The "Renovias" data looks like this:
(https://i.stack.imgur.com/fR9La.png)
First 12 rows:
Date Leves Pesados Q1 Q2 PIB JAN FEV MAR ABR MAI JUN JUL AGO SET OUT NOV Crise Greve CES 01/04/1999 1106640.5 758932 1 0 60123.20 0 0 0 1 0 0 0 0 0 0 0 0 0 0 01/05/1999 1218219.5 827682 1 0 60957.24 0 0 0 0 1 0 0 0 0 0 0 0 0 0 01/06/1999 1109770.5 774122 1 0 62562.70 0 0 0 0 0 1 0 0 0 0 0 0 0 0 01/07/1999 1222242.5 757961 1 0 61539.71 0 0 0 0 0 0 1 0 0 0 0 0 0 0 01/08/1999 1078172.5 880780 1 0 61903.36 0 0 0 0 0 0 0 1 0 0 0 0 0 0 01/09/1999 1120372.5 863346 1 0 60594.21 0 0 0 0 0 0 0 0 1 0 0 0 0 0 01/10/1999 1149853.5 869919 1 0 63358.14 0 0 0 0 0 0 0 0 0 1 0 0 0 0 01/11/1999 1094217.0 818265 1 0 65177.98 0 0 0 0 0 0 0 0 0 0 1 0 0 0 01/12/1999 1227005.0 821046 1 0 64274.77 0 0 0 0 0 0 0 0 0 0 0 0 0 0 01/01/2000 1160712.5 780890 1 0 59871.67 1 0 0 0 0 0 0 0 0 0 0 0 0 0 01/02/2000 1015884.0 794188 1 0 59273.23 0 1 0 0 0 0 0 0 0 0 0 0 0 0 01/03/2000 1152619.0 843165 1 0 59664.81 0 0 1 0 0 0 0 0 0 0 0 0 0 0
The script:
library(openxlsx)
library(egcm)
library(aTSA)
library(nortest)
library(data.table)
library(dynamac)
library(AER)
library(dynlm)
library(readxl)
library(stargazer)
library(scales)
library(urca)
library(dLagM)
library(dplyr)
library(ggfortify)
library(data.table)
library(nardl)
library(zoo)
library(vars)
library(neuralnet)
library(DMwR2)
library(TTR)
library(quantmod)
library(PerformanceAnalytics)
library(ggplot2)
library(writexl)
library(tseries)
library(ecm)
library(knitr)
library(plotly)
library(tictoc)
library(ARDL)
#DADOS ----
Renovias <- read_excel("Ecopistas/ABCR/data.xlsx", sheet = "Renovias", range = "A1:t298")

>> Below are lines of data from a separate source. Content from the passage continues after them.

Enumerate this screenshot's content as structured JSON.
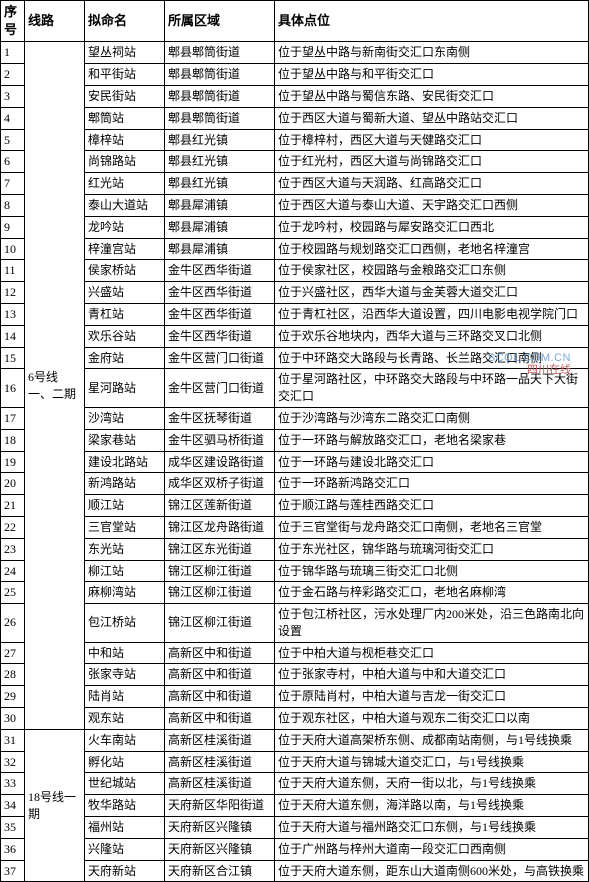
{
  "headers": {
    "seq": "序号",
    "line": "线路",
    "name": "拟命名",
    "area": "所属区域",
    "loc": "具体点位"
  },
  "groups": [
    {
      "line_label": "6号线一、二期",
      "rows": [
        {
          "seq": "1",
          "name": "望丛祠站",
          "area": "郫县郫筒街道",
          "loc": "位于望丛中路与新南街交汇口东南侧"
        },
        {
          "seq": "2",
          "name": "和平街站",
          "area": "郫县郫筒街道",
          "loc": "位于望丛中路与和平街交汇口"
        },
        {
          "seq": "3",
          "name": "安民街站",
          "area": "郫县郫筒街道",
          "loc": "位于望丛中路与蜀信东路、安民街交汇口"
        },
        {
          "seq": "4",
          "name": "郫筒站",
          "area": "郫县郫筒街道",
          "loc": "位于西区大道与蜀新大道、望丛中路站交汇口"
        },
        {
          "seq": "5",
          "name": "樟梓站",
          "area": "郫县红光镇",
          "loc": "位于樟梓村，西区大道与天健路交汇口"
        },
        {
          "seq": "6",
          "name": "尚锦路站",
          "area": "郫县红光镇",
          "loc": "位于红光村，西区大道与尚锦路交汇口"
        },
        {
          "seq": "7",
          "name": "红光站",
          "area": "郫县红光镇",
          "loc": "位于西区大道与天润路、红高路交汇口"
        },
        {
          "seq": "8",
          "name": "泰山大道站",
          "area": "郫县犀浦镇",
          "loc": "位于西区大道与泰山大道、天宇路交汇口西侧"
        },
        {
          "seq": "9",
          "name": "龙吟站",
          "area": "郫县犀浦镇",
          "loc": "位于龙吟村，校园路与犀安路交汇口西北"
        },
        {
          "seq": "10",
          "name": "梓潼宫站",
          "area": "郫县犀浦镇",
          "loc": "位于校园路与规划路交汇口西侧，老地名梓潼宫"
        },
        {
          "seq": "11",
          "name": "侯家桥站",
          "area": "金牛区西华街道",
          "loc": "位于侯家社区，校园路与金粮路交汇口东侧"
        },
        {
          "seq": "12",
          "name": "兴盛站",
          "area": "金牛区西华街道",
          "loc": "位于兴盛社区，西华大道与金芙蓉大道交汇口"
        },
        {
          "seq": "13",
          "name": "青杠站",
          "area": "金牛区西华街道",
          "loc": "位于青杠社区，沿西华大道设置，四川电影电视学院门口"
        },
        {
          "seq": "14",
          "name": "欢乐谷站",
          "area": "金牛区西华街道",
          "loc": "位于欢乐谷地块内，西华大道与三环路交叉口北侧"
        },
        {
          "seq": "15",
          "name": "金府站",
          "area": "金牛区营门口街道",
          "loc": "位于中环路交大路段与长青路、长兰路交汇口南侧"
        },
        {
          "seq": "16",
          "name": "星河路站",
          "area": "金牛区营门口街道",
          "loc": "位于星河路社区，中环路交大路段与中环路一品天下大街交汇口"
        },
        {
          "seq": "17",
          "name": "沙湾站",
          "area": "金牛区抚琴街道",
          "loc": "位于沙湾路与沙湾东二路交汇口南侧"
        },
        {
          "seq": "18",
          "name": "梁家巷站",
          "area": "金牛区驷马桥街道",
          "loc": "位于一环路与解放路交汇口，老地名梁家巷"
        },
        {
          "seq": "19",
          "name": "建设北路站",
          "area": "成华区建设路街道",
          "loc": "位于一环路与建设北路交汇口"
        },
        {
          "seq": "20",
          "name": "新鸿路站",
          "area": "成华区双桥子街道",
          "loc": "位于一环路新鸿路交汇口"
        },
        {
          "seq": "21",
          "name": "顺江站",
          "area": "锦江区莲新街道",
          "loc": "位于顺江路与莲桂西路交汇口"
        },
        {
          "seq": "22",
          "name": "三官堂站",
          "area": "锦江区龙舟路街道",
          "loc": "位于三官堂街与龙舟路交汇口南侧，老地名三官堂"
        },
        {
          "seq": "23",
          "name": "东光站",
          "area": "锦江区东光街道",
          "loc": "位于东光社区，锦华路与琉璃河街交汇口"
        },
        {
          "seq": "24",
          "name": "柳江站",
          "area": "锦江区柳江街道",
          "loc": "位于锦华路与琉璃三街交汇口北侧"
        },
        {
          "seq": "25",
          "name": "麻柳湾站",
          "area": "锦江区柳江街道",
          "loc": "位于金石路与梓彩路交汇口，老地名麻柳湾"
        },
        {
          "seq": "26",
          "name": "包江桥站",
          "area": "锦江区柳江街道",
          "loc": "位于包江桥社区，污水处理厂内200米处，沿三色路南北向设置"
        },
        {
          "seq": "27",
          "name": "中和站",
          "area": "高新区中和街道",
          "loc": "位于中柏大道与枧柜巷交汇口"
        },
        {
          "seq": "28",
          "name": "张家寺站",
          "area": "高新区中和街道",
          "loc": "位于张家寺村，中柏大道与中和大道交汇口"
        },
        {
          "seq": "29",
          "name": "陆肖站",
          "area": "高新区中和街道",
          "loc": "位于原陆肖村，中柏大道与吉龙一街交汇口"
        },
        {
          "seq": "30",
          "name": "观东站",
          "area": "高新区中和街道",
          "loc": "位于观东社区，中柏大道与观东二街交汇口以南"
        }
      ]
    },
    {
      "line_label": "18号线一期",
      "rows": [
        {
          "seq": "31",
          "name": "火车南站",
          "area": "高新区桂溪街道",
          "loc": "位于天府大道高架桥东侧、成都南站南侧，与1号线换乘"
        },
        {
          "seq": "32",
          "name": "孵化站",
          "area": "高新区桂溪街道",
          "loc": "位于天府大道与锦城大道交汇口，与1号线换乘"
        },
        {
          "seq": "33",
          "name": "世纪城站",
          "area": "高新区桂溪街道",
          "loc": "位于天府大道东侧，天府一街以北，与1号线换乘"
        },
        {
          "seq": "34",
          "name": "牧华路站",
          "area": "天府新区华阳街道",
          "loc": "位于天府大道东侧，海洋路以南，与1号线换乘"
        },
        {
          "seq": "35",
          "name": "福州站",
          "area": "天府新区兴隆镇",
          "loc": "位于天府大道与福州路交汇口东侧，与1号线换乘"
        },
        {
          "seq": "36",
          "name": "兴隆站",
          "area": "天府新区兴隆镇",
          "loc": "位于广州路与梓州大道南一段交汇口西南侧"
        },
        {
          "seq": "37",
          "name": "天府新站",
          "area": "天府新区合江镇",
          "loc": "位于天府大道东侧，距东山大道南侧600米处，与高铁换乘"
        }
      ]
    }
  ],
  "watermark": {
    "line1": "SCOL.COM.CN",
    "line2": "四川在线"
  }
}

data <- Renovias[c(1:(nrow(Renovias)-48)),-1]
d_Leves = diff(data$Leves)
d_Pesados = diff(data$Pesados)
d_PIB = diff(data$PIB)
d_data = data[-1,]
d_data$Leves = d_Leves
d_data$Pesados = d_Pesados
d_data$PIB = d_PIB
#LEVES ------
newdata_leves <- Renovias[c((nrow(data)):nrow(Renovias)), c(4:19)]
PIBdn = diff(newdata_leves$PIB)
newdata_leves = newdata_leves[-1,]
newdata_leves$PIB = PIBdn
transposed_newdata_leves <- t(newdata_leves)
model_leves = dLagM::ardlDlm(formula = Leves ~ PIB +
JAN + FEV + MAR + ABR + MAI + JUN +
JUL + AGO + SET + OUT + NOV + Crise + Greve + Q1 + Q2,
data = d_data, p = 1, q = 2,
remove = list(p = list(JAN=c(1:1),FEV=c(1:1),MAR=c(1:1), ABR=c(1:1),
MAI=c(1:1), JUN=c(1:1),JUL=c(1:1), AGO=c(1:1),
SET=c(1:1), OUT=c(1:1),NOV=c(1:1), Crise = c(1:1),
Greve=c(1:1), Q1 = c(1:1), Q2 = c(1:1)
)))
summary(model_leves)
MAPE(model_leves)
model_leves[["model"]][["coefficients"]][is.na(model_leves[["model"]][["coefficients"]])] <- 0
prediction_leves <- forecast(model = model_leves,
x = transposed_newdata_leves,
h = nrow(newdata_leves), interval = TRUE, level = 0.95, nSim = 1000)
I'm sorry I can't give the full data, it's a problem I'm having on work so anything further is really confidential.